Scientific classification
- Kingdom: Animalia
- Phylum: Chordata
- Class: Actinopterygii
- Order: Acropomatiformes
- Family: Howellidae
- Genus: Howella
- Species: H. atlantica
- Binomial name: Howella atlantica Post & Quéro, 1991

= Howella atlantica =

- Genus: Howella
- Species: atlantica
- Authority: Post & Quéro, 1991
- Conservation status: LC

Species of fish

Howella atlantica, commonly known as the Atlantic pelagic basslet and the Atlantic pricklefish, is a species of teleost fish in the oceanic basslet family Howellidae.

== Distribution ==
As suggested by its specific name, Howella atlantica is found in the Atlantic Ocean, found in across all latitudes of the North Atlantic but restricted to tropical waters in the South Atlantic. It is present in both the Western and Eastern Atlantic.

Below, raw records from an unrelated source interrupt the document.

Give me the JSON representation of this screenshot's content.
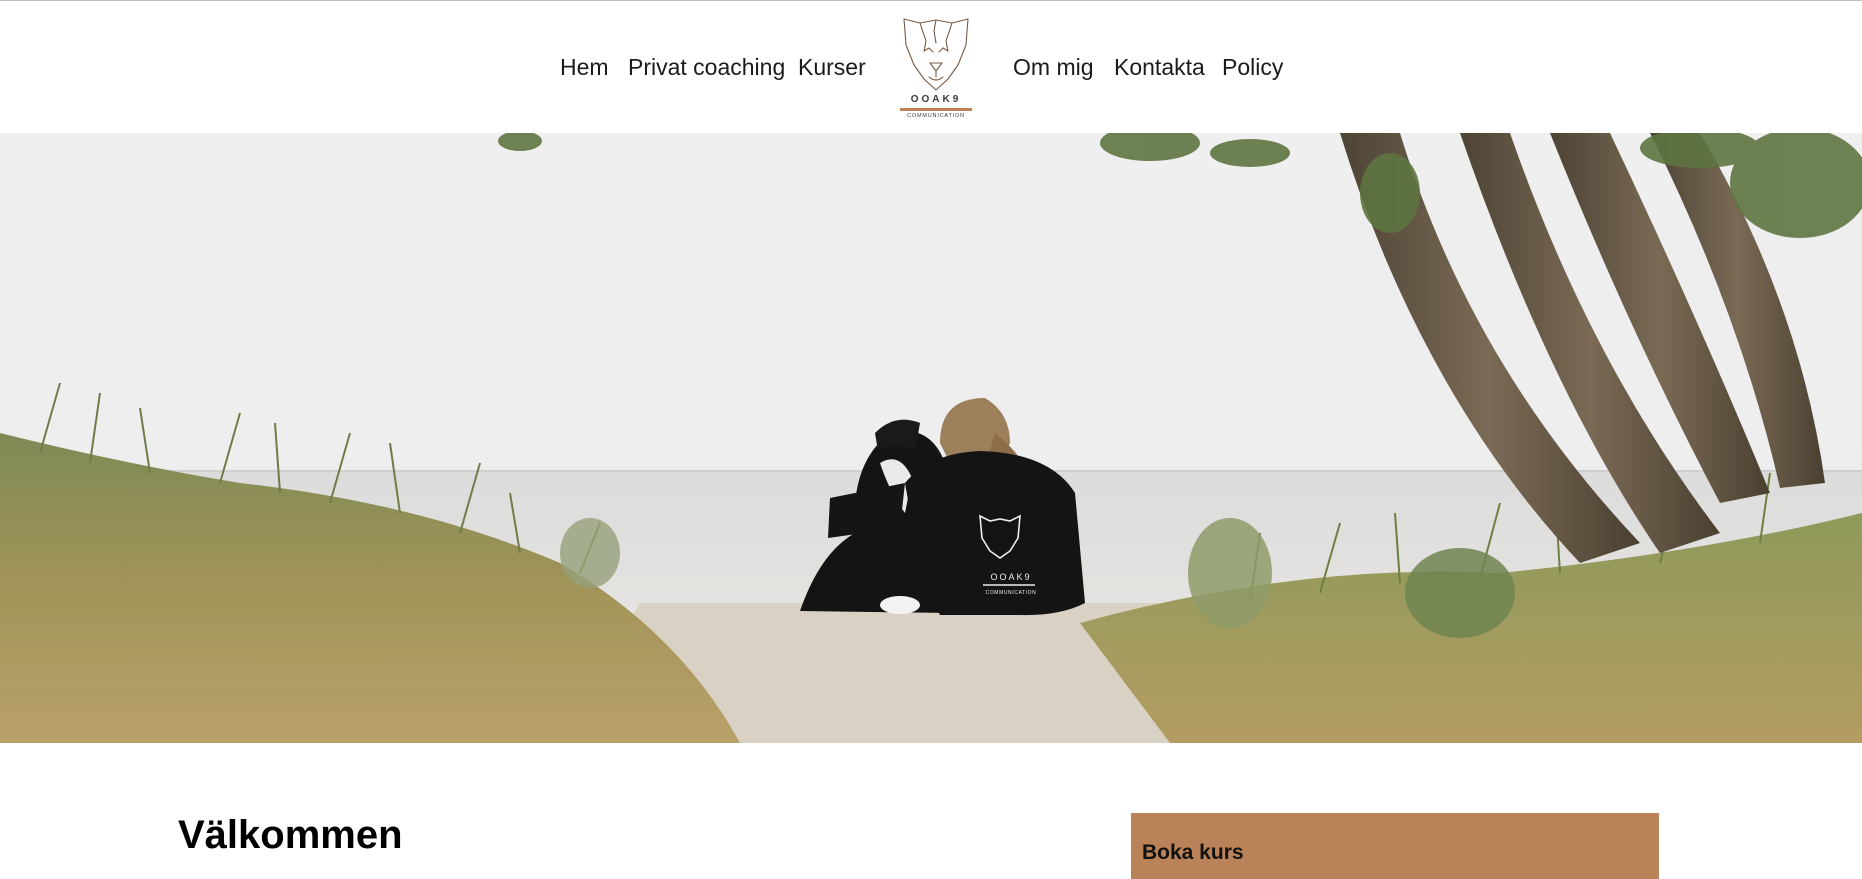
{
  "nav": {
    "left": [
      {
        "label": "Hem"
      },
      {
        "label": "Privat coaching"
      },
      {
        "label": "Kurser"
      }
    ],
    "right": [
      {
        "label": "Om mig"
      },
      {
        "label": "Kontakta"
      },
      {
        "label": "Policy"
      }
    ]
  },
  "logo": {
    "brand": "OOAK9",
    "tagline": "COMMUNICATION",
    "icon": "dog-head-icon",
    "accent": "#b98258"
  },
  "hero": {
    "image": "woman-with-dog-on-beach-photo",
    "hoodie_brand": "OOAK9",
    "hoodie_tagline": "COMMUNICATION"
  },
  "main": {
    "heading": "Välkommen"
  },
  "sidebar": {
    "booking_title": "Boka kurs",
    "booking_color": "#b98258"
  }
}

H. atlantica is an inhabitant of deep, open waters between about 100 and 1800 m, typically residing in the mesopelagic between 100 and 1100 m.

== Physical description ==
Howella atlantica is a small, fish with large eyes and robust spines in its first dorsal fin. It is generally dark in colour, with black scales, possibly with a greenish sheen, that have a spinous anterior margin. The head is unscaled, and is covered in skin that is dark with a metallic blue hint under illumination. At the rear margin of the opercle, there is a cluster of two spines. Its lateral line is divided into three distinct segments.

The first dorsal fin is composed of 7-8 rigid spines, with the first spine much shorter than the second; the second dorsal fin has 10-11 soft rays. The anal fin also possesses three spines, with 7-8 soft rays. H. atlantica reaches a standard length of about 7.5 cm, however may be found larger than this in high latitudes; by contrast, smaller individuals are found in tropical seas.

=== Eyes ===
The eyes of Howella are large, as is common among mesopelagic fishes. There is a thick corneal spectacle visible in fresh specimens as a gelatinous layer that somewhat obscures the pupil. An aphakic gap is present between the iris and the lens on the anterior margin of the pupil. In fresh specimens, the retina has a distinct gold colour. Below the retina there is a reflective tapetum lucidum composed of white lipid spheres, similar to the tapeta found in weakfishes and cusk-eels. The retina contains orderly rows of rod cells.

== Ecology ==
Little is known about the trophic ecology of Howella atlantica. Two species of melanostomiine dragonfish, Eustomias acinosus and E. filifer, are specialist predators of H. atlantica.